Hafif küçümser havasıyla, bize farklı bir nesle ait olduğumuzu hissettirmek ister gibi bir hali vardı.

Fazla konuşmazdı.

Dinlediği müzik neydi, kimi severdi, onu bile hatırlamıyorum.

* * *

Siyaset konuşmazdık, ama siyaset ciğerimizin içine kadar hayatımızdaydı.

Ben, Arayış Dergisi’nde yazılar yazıyordum.

Öğretim üyesi bir arkadaşımız idamla yargılanıyordu.

Diplomat dostumuza anlatmış, bir belge temin ederek yurtdışına kaçmasını sağlamıştık.

Yurtdışına çıkacağı gün, havaalanında polisten geçişini heyecanla beklemiştik.

Sağ salim Paris’e ulaştığının haberini aldığımız akşam güzel bir şarap açarak kutlamıştık.

Ama terasta o mutlu ilkbahar akşamı bile siyaset konuşmamıştık.

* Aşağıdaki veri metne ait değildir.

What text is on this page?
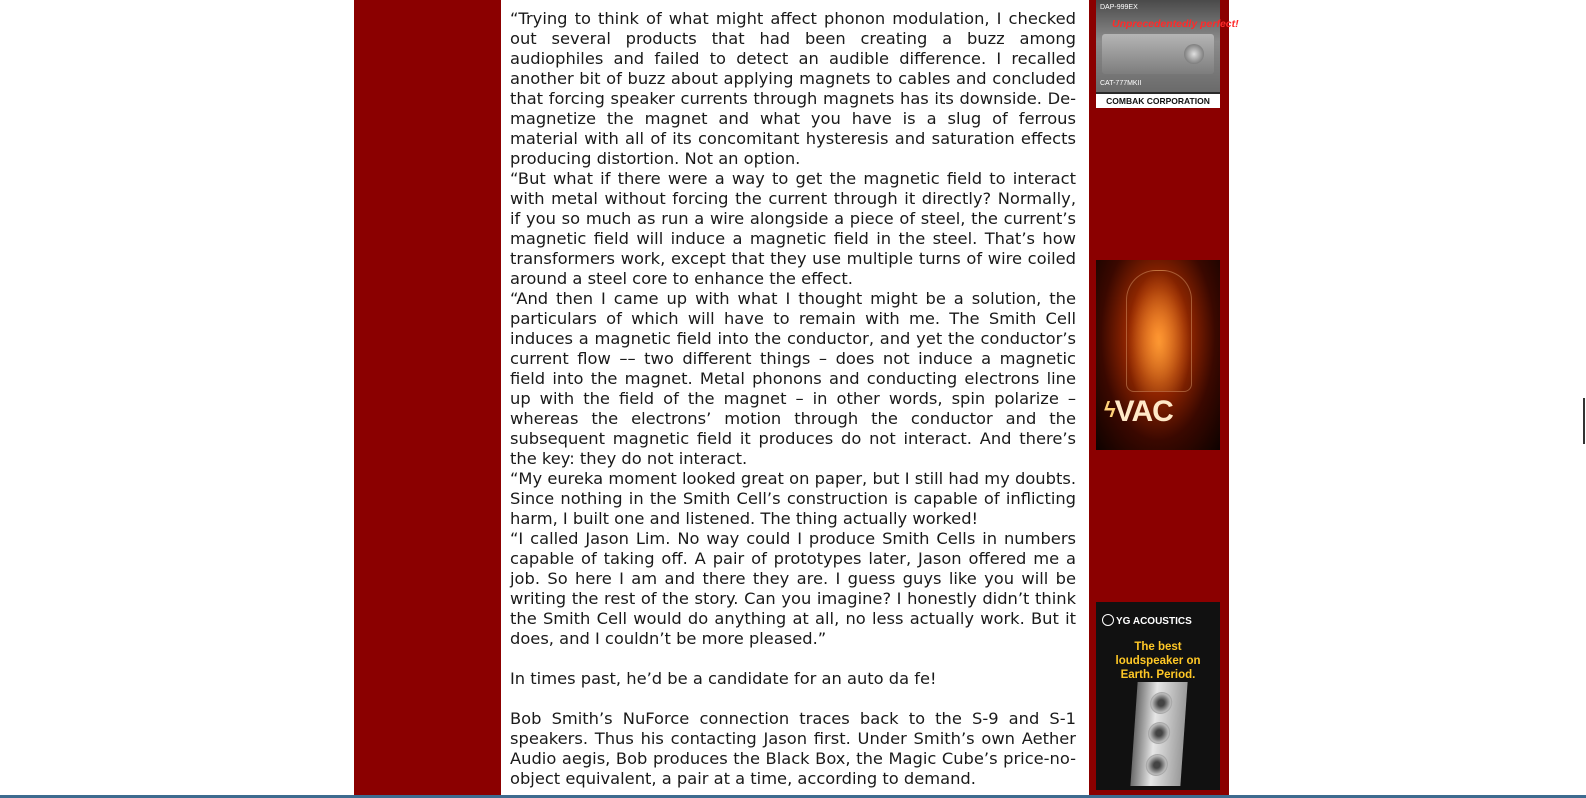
“Trying to think of what might affect phonon modulation, I checked out several products that had been creating a buzz among audiophiles and failed to detect an audible difference. I recalled another bit of buzz about applying magnets to cables and concluded that forcing speaker currents through magnets has its downside. De-magnetize the magnet and what you have is a slug of ferrous material with all of its concomitant hysteresis and saturation effects producing distortion. Not an option.

“But what if there were a way to get the magnetic field to interact with metal without forcing the current through it directly? Normally, if you so much as run a wire alongside a piece of steel, the current’s magnetic field will induce a magnetic field in the steel. That’s how transformers work, except that they use multiple turns of wire coiled around a steel core to enhance the effect.

“And then I came up with what I thought might be a solution, the particulars of which will have to remain with me. The Smith Cell induces a magnetic field into the conductor, and yet the conductor’s current flow –– two different things – does not induce a magnetic field into the magnet. Metal phonons and conducting electrons line up with the field of the magnet – in other words, spin polarize – whereas the electrons’ motion through the conductor and the subsequent magnetic field it produces do not interact. And there’s the key: they do not interact.

“My eureka moment looked great on paper, but I still had my doubts. Since nothing in the Smith Cell’s construction is capable of inflicting harm, I built one and listened. The thing actually worked!

“I called Jason Lim. No way could I produce Smith Cells in numbers capable of taking off. A pair of prototypes later, Jason offered me a job. So here I am and there they are. I guess guys like you will be writing the rest of the story. Can you imagine? I honestly didn’t think the Smith Cell would do anything at all, no less actually work. But it does, and I couldn’t be more pleased.”

In times past, he’d be a candidate for an auto da fe!

Bob Smith’s NuForce connection traces back to the S-9 and S-1 speakers. Thus his contacting Jason first. Under Smith’s own Aether Audio aegis, Bob produces the Black Box, the Magic Cube’s price-no-object equivalent, a pair at a time, according to demand.

DAP-999EX
Unprecedentedly perfect!
CAT-777MKII
COMBAK CORPORATION
ϟVAC
YG ACOUSTICS
The best loudspeaker on Earth. Period.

Diyorum ya, "hayatın şeyleri" her şeyin üzerine çıkıyor ve o karanlık günlerde dahi bizi yaşamaya zorluyordu.

12 Eylül, bazıları için işkence, bizim içinse Gaziosmanpaşa’da bahçe içinde iki katlı bir ev ve o terastı.

Evde her zaman belli belirsiz bir Uzakdoğu müziği çalardı.

Yıllar sonra Seyşel Adası’nda, okyanusa bakan bir villanın verandasında aynı duyguları hatırlayacak ve tek başıma o muhteşem dostumun şerefine kadeh kaldıracaktım.

Tüvit ceketi, kadife pantolonu ve ağzında piposuyla, Figen Batur’un Tunalı Hilmi Caddesi’ndeki sanat galerisine girişi tekrar gözümün önüne gelecekti.

Kolunun altında Fransa’da yeni çıkmış birkaç kitap olacaktı.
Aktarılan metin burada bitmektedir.